A recepção de George Orwell (pseudónimo de Eric Blair, 1903-1950) em Portugal foi invulgarmente temporã e logo em 1946 – no ano seguinte ao da edição original inglesa, portanto – foi publicada uma primeira tradução de Animal Farm, sob o título O Porco Triunfante (traduções posteriores adoptaram o título O Triunfo dos Porcos, que teve grande popularidade, e, finalmente, A Quinta dos Animais). Em 1955 a histórica Ulisseia publicou a primeira tradução de 1984/Mil Novecentos e Oitenta e Quatro (a edição original é de 1949), significativamente prefaciada por Álvaro Ribeiro, um intelectual ligado à “filosofia portuguesa”. Uma tal precocidade na divulgação dos romances mais populares do escritor inglês fica a dever-se, sem dúvida, às urgências e às conveniências da luta política, e sobretudo ideológica, do momento. Tal como aconteceria mais tarde, no pós-25 de Abril de 1974, nos anos iniciais da Guerra Fria, os grandes panfletos orwellianos contra o totalitarismo estalinista (o nazismo eclipsara-se, entretanto, de um dia para o outro…) foram lidos exclusivamente em chave anti-soviética e, mais latamente, anticomunista. Idênticas razões explicarão o (merecido) sucesso de sucessivas edições portuguesas de Homenagem à Catalunha – relato da participação do escritor na Guerra Civil Espanhola (1936/39) e denúncia das torpezas e traições soviéticas contra trotskistas e anarquistas catalães. É verdade que o próprio Orwell afirmara em 1946 (num texto célebre incluído na presente antologia e intitulado Porque escrevo) que “fazer da escrita política uma arte” havia sido a sua “maior aspiração, nos últimos dez anos”, mas a redutora hermenêutica da propaganda de ocasião soterrou por muitos anos a maior parte da extensa e variada obra ensaística do autor. Seja ressalvado que, na última década, a Antígona publicou em Portugal duas colectâneas de ensaios do autor e, em 2014, a Dom Quixote editou os Diários de Orwell.
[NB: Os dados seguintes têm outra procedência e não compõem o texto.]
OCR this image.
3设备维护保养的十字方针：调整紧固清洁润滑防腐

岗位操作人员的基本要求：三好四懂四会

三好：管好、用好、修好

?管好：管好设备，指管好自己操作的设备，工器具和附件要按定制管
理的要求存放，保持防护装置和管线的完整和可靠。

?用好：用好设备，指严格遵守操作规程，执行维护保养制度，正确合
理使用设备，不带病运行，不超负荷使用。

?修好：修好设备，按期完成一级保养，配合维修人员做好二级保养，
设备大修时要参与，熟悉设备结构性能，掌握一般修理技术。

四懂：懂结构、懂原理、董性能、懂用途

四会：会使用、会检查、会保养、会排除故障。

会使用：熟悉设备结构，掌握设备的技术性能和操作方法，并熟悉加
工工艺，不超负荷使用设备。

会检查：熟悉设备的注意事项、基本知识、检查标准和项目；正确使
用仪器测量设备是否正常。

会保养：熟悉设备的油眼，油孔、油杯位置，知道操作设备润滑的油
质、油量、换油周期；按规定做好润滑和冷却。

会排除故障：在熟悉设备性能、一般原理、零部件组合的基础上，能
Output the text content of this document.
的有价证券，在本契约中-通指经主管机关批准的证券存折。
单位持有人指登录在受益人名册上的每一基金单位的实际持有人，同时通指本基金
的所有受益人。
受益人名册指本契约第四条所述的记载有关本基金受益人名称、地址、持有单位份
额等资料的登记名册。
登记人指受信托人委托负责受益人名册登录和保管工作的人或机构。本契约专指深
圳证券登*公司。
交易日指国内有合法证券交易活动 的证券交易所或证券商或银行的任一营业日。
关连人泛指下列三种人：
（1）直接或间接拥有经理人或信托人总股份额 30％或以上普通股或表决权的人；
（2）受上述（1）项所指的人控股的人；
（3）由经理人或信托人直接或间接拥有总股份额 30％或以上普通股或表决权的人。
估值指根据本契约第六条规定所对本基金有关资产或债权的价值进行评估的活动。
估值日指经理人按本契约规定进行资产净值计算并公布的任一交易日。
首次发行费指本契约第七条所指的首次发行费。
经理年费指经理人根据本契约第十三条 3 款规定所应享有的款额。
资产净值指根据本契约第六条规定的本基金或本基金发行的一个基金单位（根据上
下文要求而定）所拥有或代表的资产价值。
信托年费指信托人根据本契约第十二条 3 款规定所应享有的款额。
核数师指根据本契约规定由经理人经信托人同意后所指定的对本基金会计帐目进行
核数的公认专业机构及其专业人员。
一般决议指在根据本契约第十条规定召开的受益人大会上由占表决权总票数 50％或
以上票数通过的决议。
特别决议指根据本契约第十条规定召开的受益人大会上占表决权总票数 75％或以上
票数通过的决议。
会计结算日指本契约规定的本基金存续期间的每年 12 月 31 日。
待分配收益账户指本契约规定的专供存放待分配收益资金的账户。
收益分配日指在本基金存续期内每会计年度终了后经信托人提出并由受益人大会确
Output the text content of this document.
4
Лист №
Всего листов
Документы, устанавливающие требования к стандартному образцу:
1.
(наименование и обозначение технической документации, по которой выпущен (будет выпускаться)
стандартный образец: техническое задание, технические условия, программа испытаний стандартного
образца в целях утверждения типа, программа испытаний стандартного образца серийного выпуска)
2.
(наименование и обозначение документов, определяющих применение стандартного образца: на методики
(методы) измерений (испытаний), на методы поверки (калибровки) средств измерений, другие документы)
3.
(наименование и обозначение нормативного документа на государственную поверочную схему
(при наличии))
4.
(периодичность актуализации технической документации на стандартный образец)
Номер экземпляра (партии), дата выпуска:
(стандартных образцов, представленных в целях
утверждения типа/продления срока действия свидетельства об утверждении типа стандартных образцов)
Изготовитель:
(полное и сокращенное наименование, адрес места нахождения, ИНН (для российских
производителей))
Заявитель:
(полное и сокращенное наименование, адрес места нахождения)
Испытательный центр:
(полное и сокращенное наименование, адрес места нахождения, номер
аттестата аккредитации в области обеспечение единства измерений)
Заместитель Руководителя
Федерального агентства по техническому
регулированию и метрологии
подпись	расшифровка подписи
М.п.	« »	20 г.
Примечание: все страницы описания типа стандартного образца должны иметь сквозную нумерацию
O presente volume de Ensaios Escolhidos pela Relógio D’Água é a mais extensa antologia de textos de George Orwell até agora publicada em Portugal. São 37 ensaios e/ou artigos, ordenados cronologicamente e dispensando praticamente notas ou qualquer outro comentário (exceptuando a data da publicação original). Foram escritos entre 1936 e 1949, sendo os anos de 1945 e 1946 os mais extensamente representados. Há textos com duas ou três páginas e outros que ultrapassam a vintena e que têm sido por vezes publicados autonomamente. É o caso de Recordações da Guerra Civil Espanhola. Retomando, em 1942/3, a memória de acontecimentos que haviam sido decisivos na sua experiência ideológica e política, Orwell continua a tentar demolir o cinismo e a cobardia de muitos dos seus pares: “No que diz respeito às massas, as extraordinárias mudanças de opinião a que assistimos hoje, as emoções que podem ser abertas ou fechadas como quem abre ou fecha uma torneira, são o resultado da hipnose jornalística e radiofónica [recordemos que ainda não havia televisão por cabo nem “redes sociais”]. No caso dos intelectuais, eu diria que essas emoções derivam mais do dinheiro e da segurança física.” E mais adiante: “Para a classe trabalhadora britânica, o massacre dos seus camaradas de Viena, de Berlim, de Madrid ou de qualquer outro lado sempre pareceu menos interessante do que o jogo de futebol do dia anterior. […] Um dado da conquista nazi da França foram as espantosas defecções entre os intelectuais, incluindo alguns dos intelectuais de esquerda. Os intelectuais são as pessoas que mais alto guincham contra o fascismo mas, chegada a hora do aperto, há uma considerável proporção deles que cai no derrotismo. São suficientemente lúcidos para perceberem quando estão em desvantagem, e além disso podem ser subornados". O que não fariam hoje, entretidos a pagar a casa, o carro e as férias...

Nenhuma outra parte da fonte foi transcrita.